The book was originally illustrated by Pauline Baynes.
- 1949: Farmer Giles of Ham: Aegidii Ahenobarbi Julii Agricole de Hammo, Domini de Domito, Aule Draconarie Comitis, Regni Minimi Regis et Basilei mira facinora et mirablis exortus, or in the vulgar tongue, The Rise and Wonderful Adventures of Farmer Giles, Lord of Tame, Count of Worminghall and King of the Little Kingdom. Embellished by Pauline Baynes. London: George Allen & Unwin, [October] 1949. 78,  pp.,  plates.
- 1966: Reprinted in The Tolkien Reader.
- 1969: Smith of Wootton Major and Farmer Giles of Ham. Illustrations by Pauline Diana Baynes. New York: Ballantine Books, March 1969. 156 pp.
- 1975: Farmer Giles of Ham, The Adventures of Tom Bombadil. London: Unwin Books, [30 October] 1975. 144 pp. ISBN 0-04-823125-8
- 1980: Reprinted in Poems and Stories
- 1997: Reprinted in Tales from The Perilous Realm
- 1999: Farmer Giles of Ham (60th Anniversary edition). Edited by Christina Scull and Wayne G. Hammond. Illustrated by Pauline Baynes. HarperCollins Publishers Ltd (4 Oct 1999). ISBN-13: 978-0261103771. 144 pages, hardcover.
- 1999: Farmer Giles of Ham (50th Anniversary edition). Edited by Christina Scull and Wayne G. Hammond. Illustrated by Pauline Baynes. Houghton Mifflin Harcourt; 50 Anv edition (November 15, 1999). ISBN-13: 978-0618009367. 127 pages, hardcover.
- 2002: Reprinted in A Tolkien Miscellany. Garden City, N.Y.: Science Fiction Book Club, [July] 2002. 369 pp. (SFBC; #51697)
Farmer Giles was not a hero. He was fat and red-bearded and enjoyed a slow, comfortable life. One day a rather deaf and short-sighted giant blundered on to his land. Farmer Giles managed to scare him away with a blunderbuss shot in its general direction. The people of the village cheered: Farmer Giles was a hero. His reputation spread far and wide across the kingdom.
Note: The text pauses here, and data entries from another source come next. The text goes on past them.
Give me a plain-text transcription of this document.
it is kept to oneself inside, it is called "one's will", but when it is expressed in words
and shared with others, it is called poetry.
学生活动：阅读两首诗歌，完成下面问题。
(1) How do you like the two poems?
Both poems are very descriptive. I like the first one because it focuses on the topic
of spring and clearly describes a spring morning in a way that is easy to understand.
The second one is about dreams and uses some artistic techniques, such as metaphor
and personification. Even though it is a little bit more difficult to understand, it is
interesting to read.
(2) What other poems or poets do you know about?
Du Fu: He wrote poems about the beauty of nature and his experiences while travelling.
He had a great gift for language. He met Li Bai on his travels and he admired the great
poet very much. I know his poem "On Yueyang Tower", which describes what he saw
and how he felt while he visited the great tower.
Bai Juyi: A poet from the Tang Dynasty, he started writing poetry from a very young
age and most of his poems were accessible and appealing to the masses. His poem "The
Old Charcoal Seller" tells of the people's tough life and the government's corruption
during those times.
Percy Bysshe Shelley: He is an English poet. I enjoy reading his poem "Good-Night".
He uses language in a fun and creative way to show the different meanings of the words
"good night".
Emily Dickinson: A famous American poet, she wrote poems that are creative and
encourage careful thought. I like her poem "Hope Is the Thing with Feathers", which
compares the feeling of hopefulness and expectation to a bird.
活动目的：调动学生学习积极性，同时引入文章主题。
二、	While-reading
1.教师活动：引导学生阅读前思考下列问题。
Giles was rewarded by the King of the Middle Kingdom, with a sword named Caudimordax or "Tailbiter", a powerful weapon against dragons.
The giant reports to its monstrous friends that there are no more knights, just stinging flies (actually scrap metal from Giles' blunderbuss), in the Middle Kingdom. This prompts a dragon, Chrysophylax Dives, to investigate the area — and everyone turns to the accidental hero Farmer Giles to deal with it.
The story makes light of the great dragon-slaying traditions. The knights who are supposed to do the job are useless fops more intent on "precedence and etiquette" than on noticing huge dragon footprints littering the landscape. "Giles" is also an interesting commentary on how people react to danger. Heroes aren't simply called for, they are demanded and hapless farmers can be forced to be heroes.
The Latin names and references imply that Giles is a Briton, a late generation remnant of the old empire after the decline of the western authority of the Romans. All the Giles place-names are supposed to occur relatively close to Oxford, along the Thames or on the route from London to Oxford.
Among the jokes is a question put to "the four wise clerks of Oxenford"; Tolkien then quotes from the Oxford English Dictionary, on which Tolkien had worked. The phrase 'wise clerk of Oxenford' is also a reference to Chaucer's Clerk.